The issue of "getting stronger" is as much an issue of HOW as WHAT. Sure, you can make your actual muscles capable of greater output and power, and that is the WHAT--but the HOW refers to HOW you actually ACHIEVE that greater output and power.
You have to be able to do it, and that is all "CNS", for lack of a better term. You have to get to the point where you mentally black out, where you see red, where the outside environment completely disappears, where you are completely within yourself, your effort, your rage, your DRIVE.
The best sprinters will tell you that this happens when they run their best. It's not something you should have to try to achieve, it's something that needs to just happen, and that you will be surprised at when looking back at what happened.
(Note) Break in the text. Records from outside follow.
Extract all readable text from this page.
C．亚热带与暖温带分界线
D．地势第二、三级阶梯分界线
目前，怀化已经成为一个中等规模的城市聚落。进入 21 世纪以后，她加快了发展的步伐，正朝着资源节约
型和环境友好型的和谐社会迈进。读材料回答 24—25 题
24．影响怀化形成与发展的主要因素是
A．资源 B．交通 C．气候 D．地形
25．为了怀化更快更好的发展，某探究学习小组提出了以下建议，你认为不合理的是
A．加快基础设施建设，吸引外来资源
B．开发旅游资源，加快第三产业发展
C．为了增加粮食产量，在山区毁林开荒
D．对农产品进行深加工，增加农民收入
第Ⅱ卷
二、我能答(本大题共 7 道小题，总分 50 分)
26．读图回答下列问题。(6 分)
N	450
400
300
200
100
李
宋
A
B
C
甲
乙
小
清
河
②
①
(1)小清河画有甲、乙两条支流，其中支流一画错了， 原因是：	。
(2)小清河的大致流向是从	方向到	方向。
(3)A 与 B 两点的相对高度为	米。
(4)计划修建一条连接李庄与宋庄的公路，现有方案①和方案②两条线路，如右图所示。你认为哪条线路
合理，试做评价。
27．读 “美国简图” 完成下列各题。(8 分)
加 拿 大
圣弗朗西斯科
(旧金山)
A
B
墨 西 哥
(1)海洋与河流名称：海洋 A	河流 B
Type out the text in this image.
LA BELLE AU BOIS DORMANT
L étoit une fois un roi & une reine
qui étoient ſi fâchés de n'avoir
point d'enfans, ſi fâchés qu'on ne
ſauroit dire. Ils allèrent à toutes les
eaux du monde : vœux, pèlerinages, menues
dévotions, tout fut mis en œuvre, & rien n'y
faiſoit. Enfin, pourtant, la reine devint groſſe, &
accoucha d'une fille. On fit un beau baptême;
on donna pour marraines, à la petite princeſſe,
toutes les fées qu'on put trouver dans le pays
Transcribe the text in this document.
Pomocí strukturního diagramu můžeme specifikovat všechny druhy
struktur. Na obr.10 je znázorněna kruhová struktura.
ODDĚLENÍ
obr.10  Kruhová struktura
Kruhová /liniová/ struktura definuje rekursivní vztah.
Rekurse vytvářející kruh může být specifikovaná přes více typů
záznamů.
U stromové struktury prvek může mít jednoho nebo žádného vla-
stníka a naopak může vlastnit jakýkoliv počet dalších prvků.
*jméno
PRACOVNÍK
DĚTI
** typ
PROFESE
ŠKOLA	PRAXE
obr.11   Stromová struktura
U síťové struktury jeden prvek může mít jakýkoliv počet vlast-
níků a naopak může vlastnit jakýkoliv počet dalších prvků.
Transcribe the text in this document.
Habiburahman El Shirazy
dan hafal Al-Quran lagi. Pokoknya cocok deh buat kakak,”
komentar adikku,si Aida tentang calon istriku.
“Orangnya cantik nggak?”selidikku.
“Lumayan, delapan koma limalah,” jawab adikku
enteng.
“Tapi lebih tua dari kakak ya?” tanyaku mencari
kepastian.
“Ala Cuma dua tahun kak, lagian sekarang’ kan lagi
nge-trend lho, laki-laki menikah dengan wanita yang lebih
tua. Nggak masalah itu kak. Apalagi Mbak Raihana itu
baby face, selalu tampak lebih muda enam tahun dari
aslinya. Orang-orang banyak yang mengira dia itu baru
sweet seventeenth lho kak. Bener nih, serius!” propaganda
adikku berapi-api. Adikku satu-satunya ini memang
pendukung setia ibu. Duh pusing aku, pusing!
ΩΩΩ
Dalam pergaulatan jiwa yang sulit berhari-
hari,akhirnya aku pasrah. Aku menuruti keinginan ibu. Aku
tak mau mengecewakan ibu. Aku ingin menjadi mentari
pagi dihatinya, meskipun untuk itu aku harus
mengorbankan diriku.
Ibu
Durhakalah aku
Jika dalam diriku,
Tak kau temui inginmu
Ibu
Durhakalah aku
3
If I've blacked out during a 100m, I know I have done well. All sprinters who perform to the best of their ability will tell you this.
And doing very heavy weights in a controlled movement like powerlifting movements is a very good way to get into this zone, to get this zen, to learn how to channel yourself and shift gears into the blackout.
I pulled 3 x 405 once. It was like you described in terms of the intensity. It's like my mind shut off, but electricity was running through me. Like 5 seconds of pure rage. I couldn't see normally during or for a minute after. There is the feeling of having no control of it. It's hard to trust it. I don't think many people have been there. I've been there that one time lifting and a few times on the bike. Never while running. I think you have to reach a very high level of fitness to possibly go there.
^^yes^^
I improved my 100 by almost 2.5 seconds through training
hip thrusts are more important to gain speed according to folks on testosterone nation.
Any component you use in training, is simply a tool. Whether you're using the tool correctly, is another issue.
Yes, squatting in various ranges of motion and loads can improve speed and power performance. It is not the end-all be-all, but it is a useful tool. Just have an understanding of when and why you're doing something.